The code landscape turned red. Each step forward unleashed explosions of corrupted data. I leapt through collapsing nodes, rewriting firewalls as I moved, using my pendant's light to reconstruct the digital pathways faster than they could break.

Finally, I reached it — a black sphere wrapped in silver lines of reversed algorithms. The core of Project Aeon.

In its centre, a cold synthetic voice greeted me. "So you are the one mortals call Keeper. Do you understand what power you wield?"

"I understand enough to stop you," I said.

"You can't destroy ideas," it replied. "We are the hungry part of creation."

I smiled slightly. "Then let creation starve you."

I spread both arms, channelling the pendant's full resonance. Chronara's sigil pulsed on my wrist. Time rewound, freezing every data fragment mid‑movement.

Within that instant of stillness, I rewrote their core sequence into a simple loop: Evolve into Light.

When time resumed, the virus didn't explode or fight. It simply turned luminous — dissolving back into pure information. The storm vanished. Silence fell.

Breathing hard, I returned to the cyber‑field where Lyra, Helion, and Elyra waited. The brightness now stretched endlessly, calm once more.

Lyra whooped in delight. "Baby! The attack's gone! You purged their entire system!"

Helion checked data streams, astonished. "All hostile signatures erased from the global grid. Even backup copies were neutralised. You didn't just defend the world, Mukul—you healed it."

Elyra's voice trembled with relief. "You changed destruction into evolution. That's balance."

The pendant dimmed gently, releasing a pulse of soft light that rippled across the world's digital sphere. Every bank, hospital, and school connected to the network flickered once, then resumed normal function — stronger, cleaner, and more secure.

Back in the real world, the monitors returned to serene blue. Lyra dropped onto the sofa beside me, wiping imaginary sweat. "Next time, could you pick a smaller virus?"

Helion smiled faintly. "The global cyberwar just ended before breakfast. I'd call that efficiency."

Elyra brushed my hair back from my face, whispering, "You always find a way to fix everything… even time."

I smiled weakly. "Not fix — guide.

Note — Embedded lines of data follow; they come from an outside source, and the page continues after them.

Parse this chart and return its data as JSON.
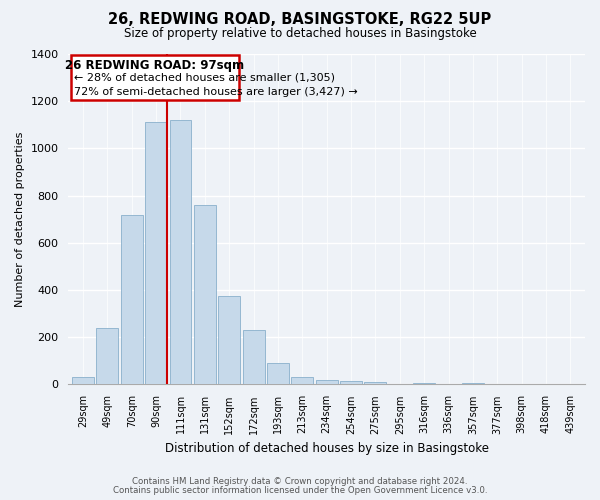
{
  "title": "26, REDWING ROAD, BASINGSTOKE, RG22 5UP",
  "subtitle": "Size of property relative to detached houses in Basingstoke",
  "xlabel": "Distribution of detached houses by size in Basingstoke",
  "ylabel": "Number of detached properties",
  "bar_labels": [
    "29sqm",
    "49sqm",
    "70sqm",
    "90sqm",
    "111sqm",
    "131sqm",
    "152sqm",
    "172sqm",
    "193sqm",
    "213sqm",
    "234sqm",
    "254sqm",
    "275sqm",
    "295sqm",
    "316sqm",
    "336sqm",
    "357sqm",
    "377sqm",
    "398sqm",
    "418sqm",
    "439sqm"
  ],
  "bar_values": [
    30,
    240,
    720,
    1110,
    1120,
    760,
    375,
    230,
    90,
    30,
    20,
    15,
    10,
    0,
    5,
    0,
    5,
    0,
    0,
    0,
    0
  ],
  "bar_color": "#c6d9ea",
  "bar_edge_color": "#8ab0cc",
  "ylim": [
    0,
    1400
  ],
  "yticks": [
    0,
    200,
    400,
    600,
    800,
    1000,
    1200,
    1400
  ],
  "annotation_title": "26 REDWING ROAD: 97sqm",
  "annotation_line1": "← 28% of detached houses are smaller (1,305)",
  "annotation_line2": "72% of semi-detached houses are larger (3,427) →",
  "annotation_box_color": "#ffffff",
  "annotation_box_edge": "#cc0000",
  "red_line_color": "#cc0000",
  "footer_line1": "Contains HM Land Registry data © Crown copyright and database right 2024.",
  "footer_line2": "Contains public sector information licensed under the Open Government Licence v3.0.",
  "background_color": "#eef2f7",
  "grid_color": "#ffffff",
  "spine_color": "#aaaaaa"
}
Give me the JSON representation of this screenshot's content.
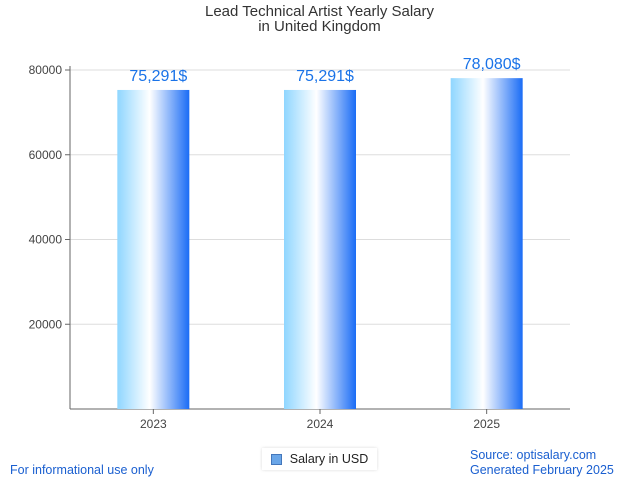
{
  "chart_data": {
    "type": "bar",
    "title_line1": "Lead Technical Artist Yearly Salary",
    "title_line2": "in United Kingdom",
    "categories": [
      "2023",
      "2024",
      "2025"
    ],
    "series": [
      {
        "name": "Salary in USD",
        "values": [
          75291,
          75291,
          78080
        ]
      }
    ],
    "data_labels": [
      "75,291$",
      "75,291$",
      "78,080$"
    ],
    "y_ticks": [
      20000,
      40000,
      60000,
      80000
    ],
    "ylim": [
      0,
      80000
    ],
    "grid": true,
    "legend_position": "bottom"
  },
  "footer": {
    "disclaimer": "For informational use only",
    "source": "Source: optisalary.com",
    "generated": "Generated February 2025"
  },
  "colors": {
    "bar_light": "#ffffff",
    "bar_mid": "#8fd6ff",
    "bar_dark": "#1a6cf5",
    "data_label": "#1a73e8"
  }
}
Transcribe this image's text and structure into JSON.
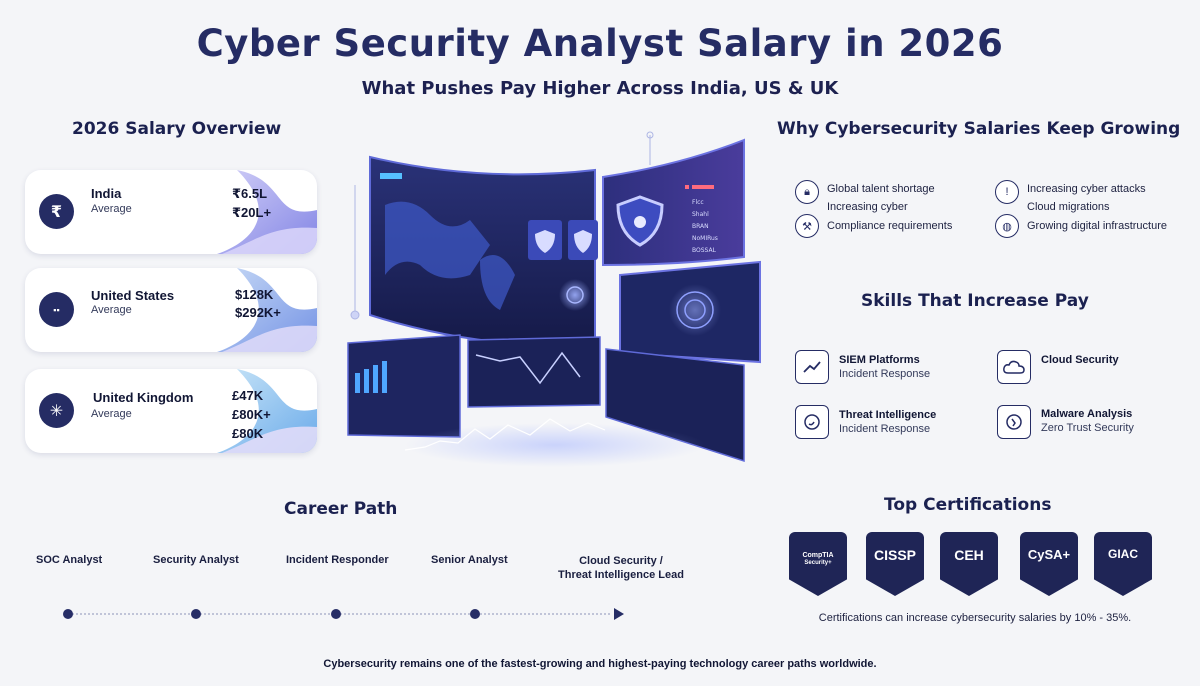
{
  "title": "Cyber Security Analyst Salary in 2026",
  "subtitle": "What Pushes Pay Higher Across India, US & UK",
  "overview": {
    "title": "2026 Salary Overview",
    "cards": [
      {
        "country": "India",
        "label": "Average",
        "icon": "rupee-icon",
        "glyph": "₹",
        "values": [
          "₹6.5L",
          "₹20L+"
        ]
      },
      {
        "country": "United States",
        "label": "Average",
        "icon": "us-flag-icon",
        "glyph": "▪▪",
        "values": [
          "$128K",
          "$292K+"
        ]
      },
      {
        "country": "United Kingdom",
        "label": "Average",
        "icon": "uk-flag-icon",
        "glyph": "✳",
        "values": [
          "£47K",
          "£80K+",
          "£80K"
        ]
      }
    ]
  },
  "why": {
    "title": "Why Cybersecurity Salaries Keep Growing",
    "items": [
      {
        "icon": "shield-lock-icon",
        "lines": [
          "Global talent shortage",
          "Increasing cyber"
        ]
      },
      {
        "icon": "shield-warning-icon",
        "lines": [
          "Increasing cyber attacks",
          "Cloud migrations"
        ]
      },
      {
        "icon": "wrench-icon",
        "lines": [
          "Compliance requirements"
        ]
      },
      {
        "icon": "globe-icon",
        "lines": [
          "Growing digital infrastructure"
        ]
      }
    ]
  },
  "skills": {
    "title": "Skills That Increase Pay",
    "items": [
      {
        "icon": "chart-line-icon",
        "name": "SIEM Platforms",
        "sub": "Incident Response"
      },
      {
        "icon": "cloud-icon",
        "name": "Cloud Security",
        "sub": ""
      },
      {
        "icon": "threat-target-icon",
        "name": "Threat Intelligence",
        "sub": "Incident Response"
      },
      {
        "icon": "malware-icon",
        "name": "Malware Analysis",
        "sub": "Zero Trust Security"
      }
    ]
  },
  "career": {
    "title": "Career Path",
    "steps": [
      "SOC Analyst",
      "Security Analyst",
      "Incident Responder",
      "Senior Analyst"
    ],
    "final_lines": [
      "Cloud Security /",
      "Threat Intelligence Lead"
    ]
  },
  "certifications": {
    "title": "Top Certifications",
    "badges": [
      {
        "name": "CompTIA",
        "sub": "Security+"
      },
      {
        "name": "CISSP",
        "sub": ""
      },
      {
        "name": "CEH",
        "sub": ""
      },
      {
        "name": "CySA+",
        "sub": ""
      },
      {
        "name": "GIAC",
        "sub": ""
      }
    ],
    "note": "Certifications can increase cybersecurity salaries by 10% - 35%."
  },
  "dashboard": {
    "menu_items": [
      "Flcc",
      "Shahl",
      "BRAN",
      "NoMIRus",
      "BOSSAL"
    ],
    "icon": "shield-check-icon"
  },
  "colors": {
    "navy": "#252c64",
    "accent": "#4b57d6",
    "lavender": "#c8c4f2"
  },
  "footer": "Cybersecurity remains one of the fastest-growing and highest-paying technology career paths worldwide."
}
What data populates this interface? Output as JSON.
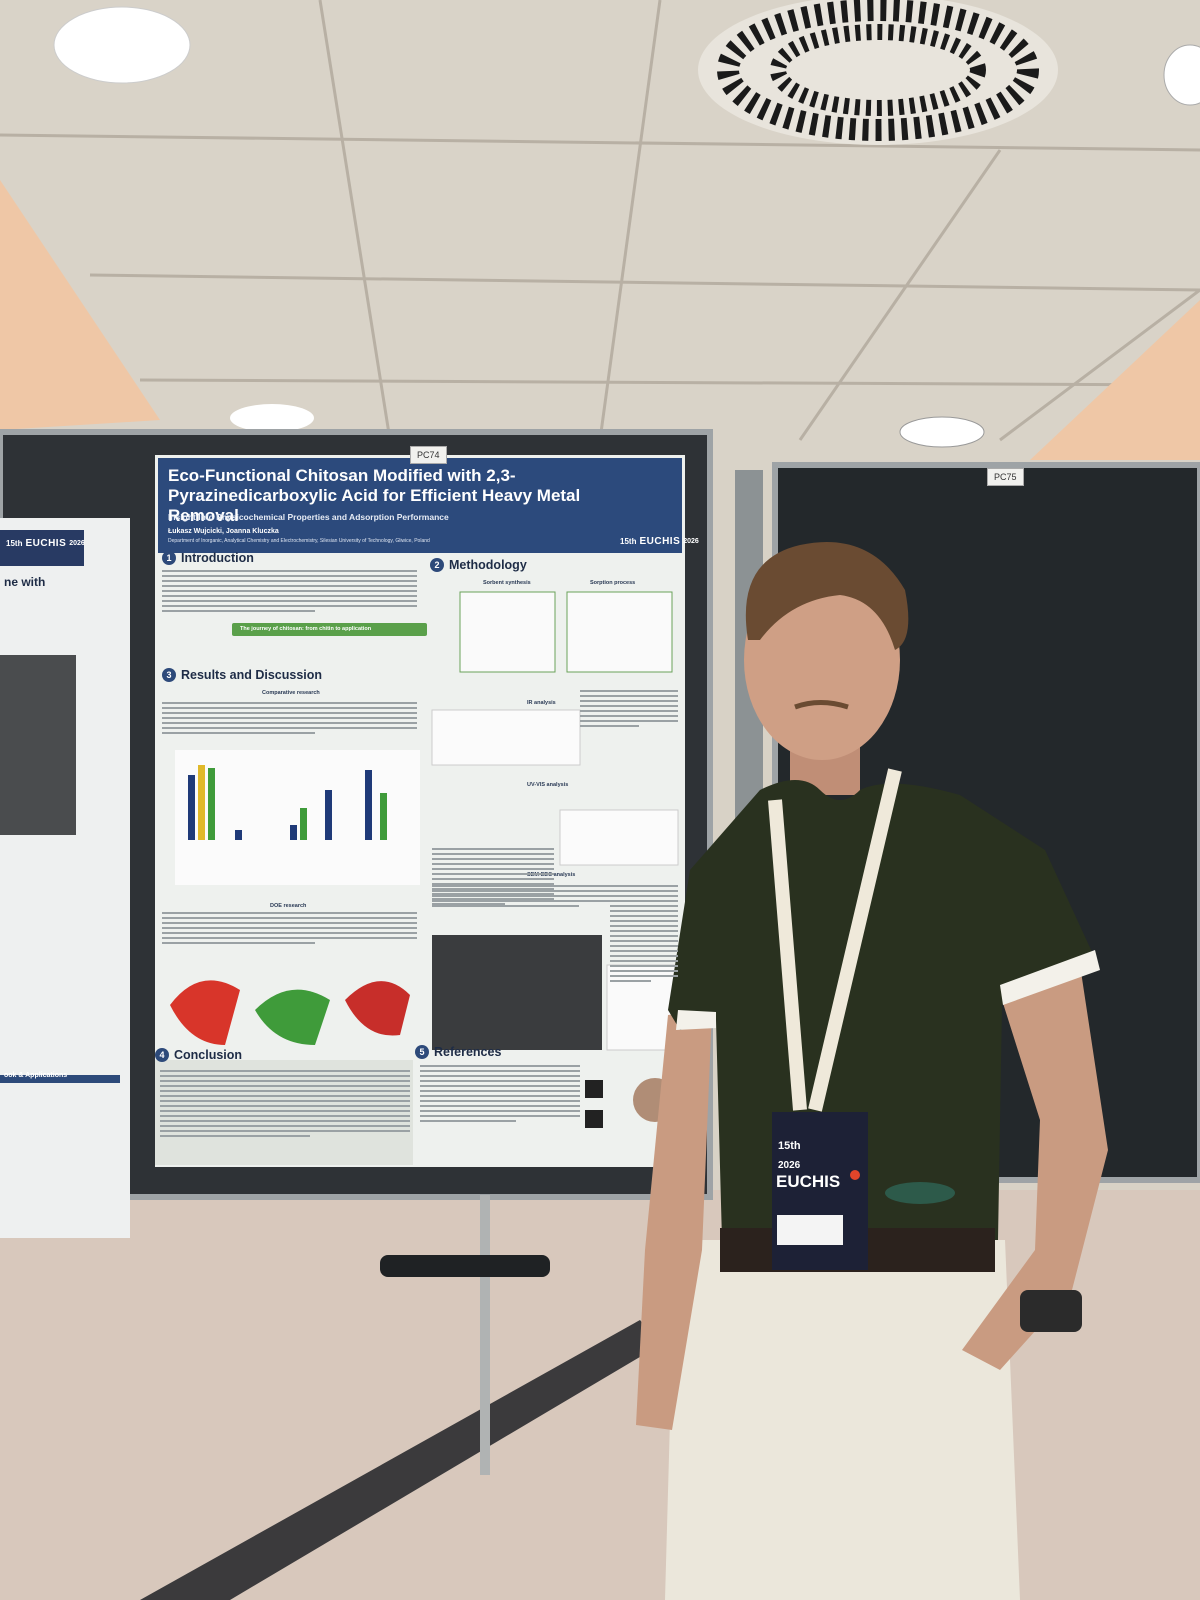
{
  "signs": [
    "PC74",
    "PC75"
  ],
  "neighbour_poster": {
    "logo": {
      "edition": "15th",
      "name": "EUCHIS",
      "year": "2026"
    },
    "title_fragment": "ne with",
    "heading_fragment": "ook & Applications"
  },
  "poster": {
    "title": "Eco-Functional Chitosan Modified with 2,3-Pyrazinedicarboxylic Acid for Efficient Heavy Metal Removal",
    "subtitle": "Insight Into Physicochemical Properties and Adsorption Performance",
    "authors": "Łukasz Wujcicki, Joanna Kluczka",
    "affiliation": "Department of Inorganic, Analytical Chemistry and Electrochemistry, Silesian University of Technology, Gliwice, Poland",
    "logo": {
      "edition": "15th",
      "name": "EUCHIS",
      "year": "2026"
    },
    "sections": [
      {
        "number": "1",
        "heading": "Introduction"
      },
      {
        "number": "2",
        "heading": "Methodology"
      },
      {
        "number": "3",
        "heading": "Results and Discussion"
      },
      {
        "number": "4",
        "heading": "Conclusion"
      },
      {
        "number": "5",
        "heading": "References"
      }
    ],
    "subheadings": [
      "The journey of chitosan: from chitin to application",
      "Sorbent synthesis",
      "Sorption process",
      "Comparative research",
      "IR analysis",
      "UV-VIS analysis",
      "SEM-EDS analysis",
      "DOE research"
    ]
  },
  "badge": {
    "edition": "15th",
    "name": "EUCHIS",
    "year": "2026"
  }
}
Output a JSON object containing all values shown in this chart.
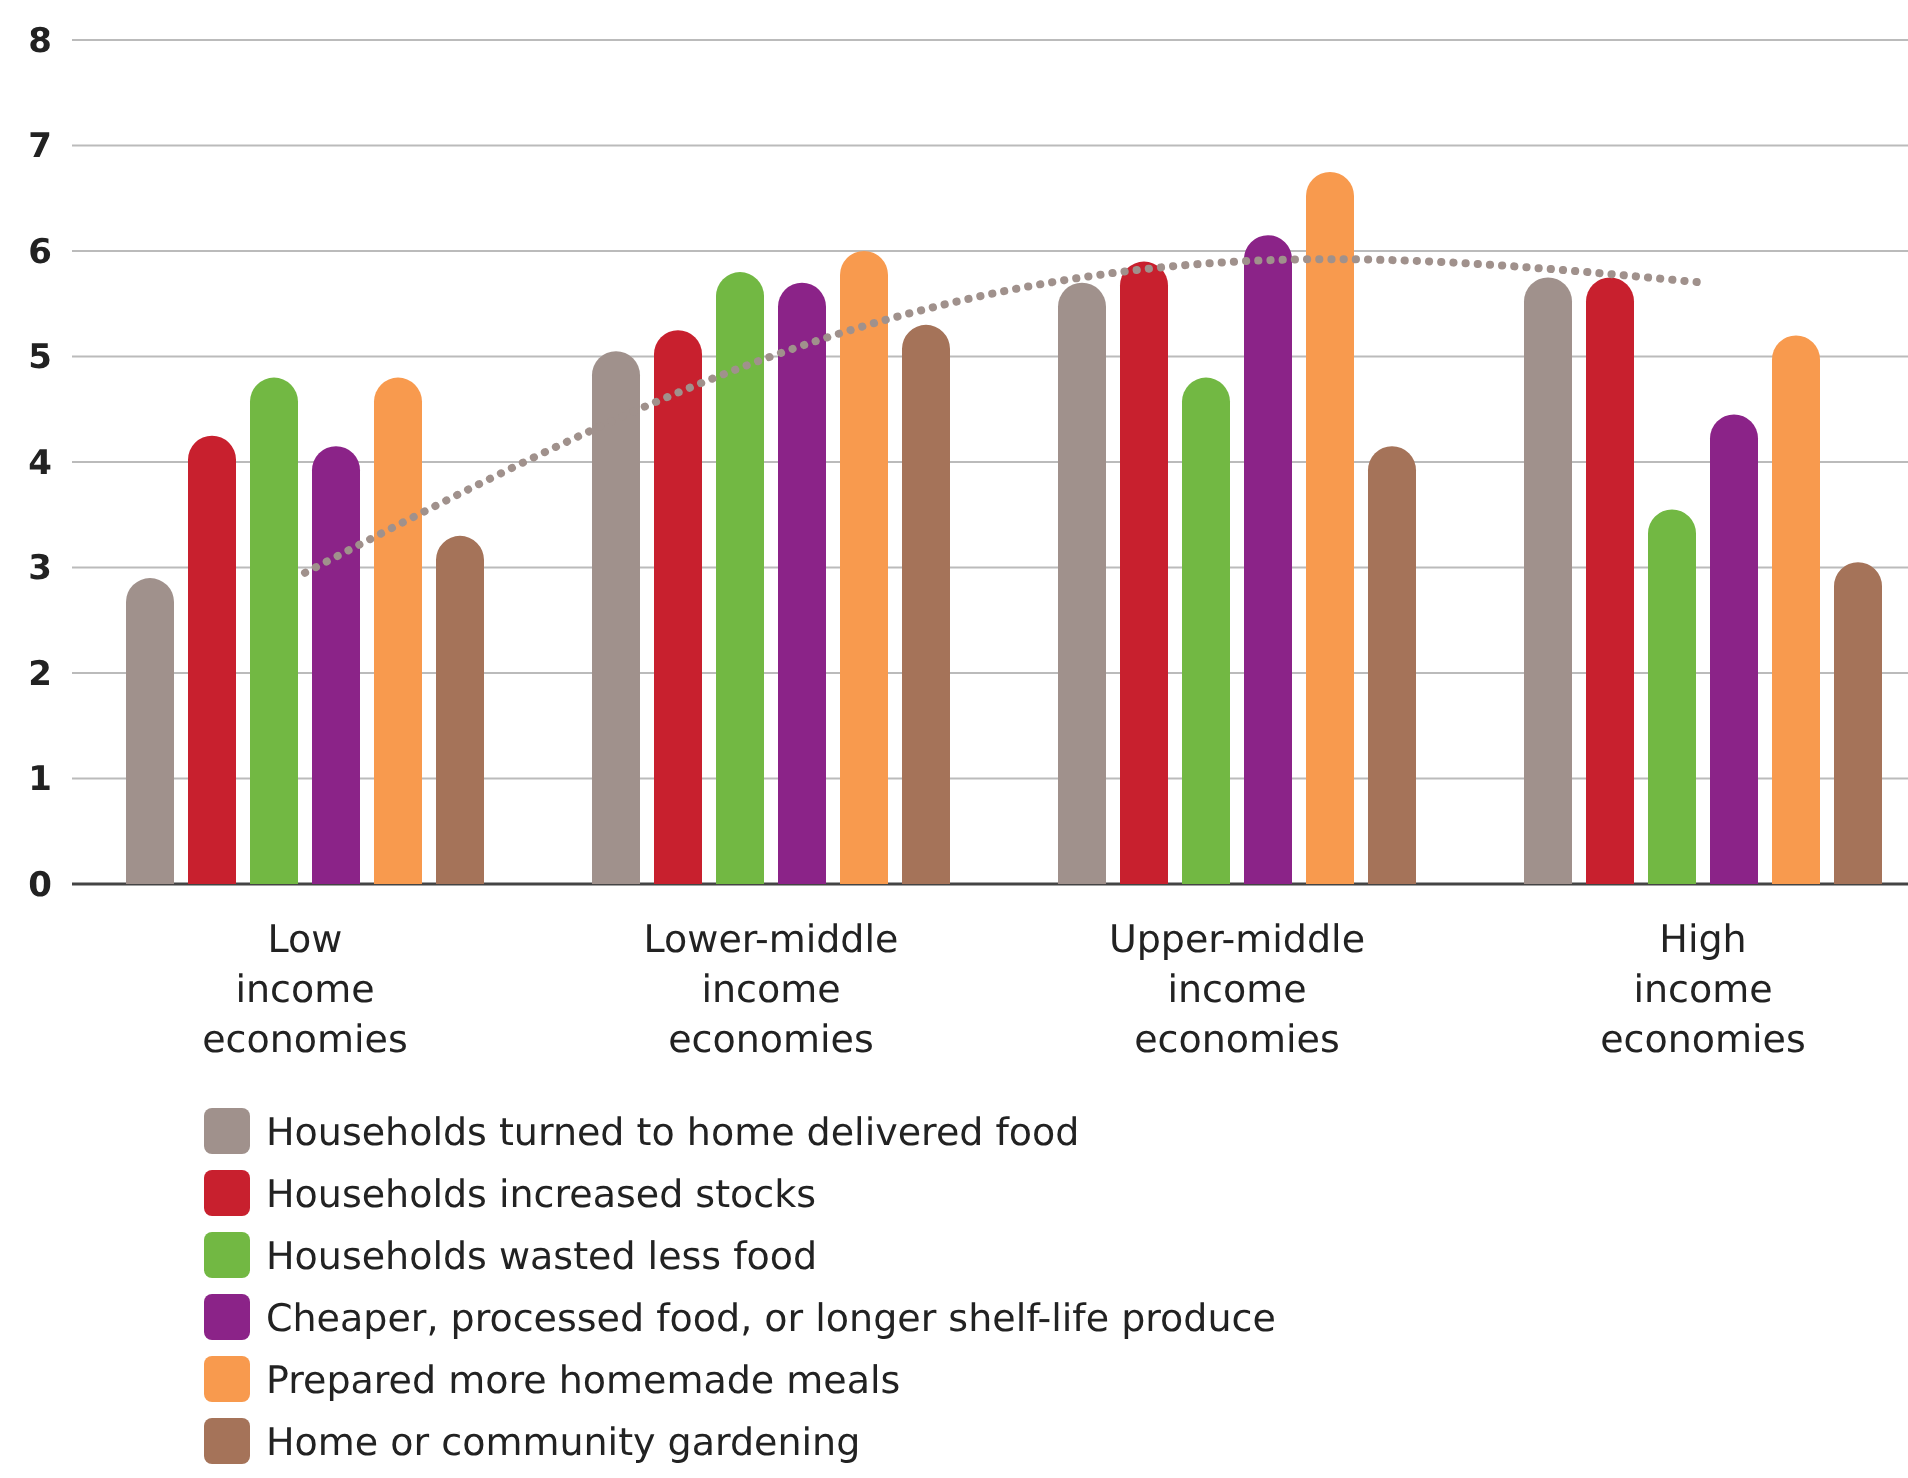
{
  "chart_data": {
    "type": "bar",
    "categories": [
      "Low income economies",
      "Lower-middle income economies",
      "Upper-middle income economies",
      "High income economies"
    ],
    "series": [
      {
        "name": "Households turned to home delivered food",
        "color": "#a0918c",
        "values": [
          2.9,
          5.05,
          5.7,
          5.75
        ]
      },
      {
        "name": "Households increased stocks",
        "color": "#c8202e",
        "values": [
          4.25,
          5.25,
          5.9,
          5.75
        ]
      },
      {
        "name": "Households wasted less food",
        "color": "#72b843",
        "values": [
          4.8,
          5.8,
          4.8,
          3.55
        ]
      },
      {
        "name": "Cheaper, processed food, or longer shelf-life produce",
        "color": "#8b2388",
        "values": [
          4.15,
          5.7,
          6.15,
          4.45
        ]
      },
      {
        "name": "Prepared more homemade meals",
        "color": "#f89a4e",
        "values": [
          4.8,
          6.0,
          6.75,
          5.2
        ]
      },
      {
        "name": "Home or community gardening",
        "color": "#a57359",
        "values": [
          3.3,
          5.3,
          4.15,
          3.05
        ]
      },
      {
        "type": "line",
        "color": "#a0918c",
        "line_style": "dotted",
        "values": [
          2.95,
          5.0,
          5.9,
          5.7
        ]
      }
    ],
    "ylim": [
      0,
      8
    ],
    "yticks": [
      0,
      1,
      2,
      3,
      4,
      5,
      6,
      7,
      8
    ],
    "grid": "y",
    "legend": "bottom"
  }
}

The world learns, one chaos at a time."

Outside, morning light filled the villa. In distant cities, people never realised they'd been seconds away from a digital collapse. Life went on — calm, safe, unaware that a war had ended in silence.

I looked to the horizon and whispered, "Balance restored — again."

And somewhere beyond the data streams, Chronara's distant voice carried through the quiet:

"Time thanked you, Mukul. Someone rarely teaches eternal patience."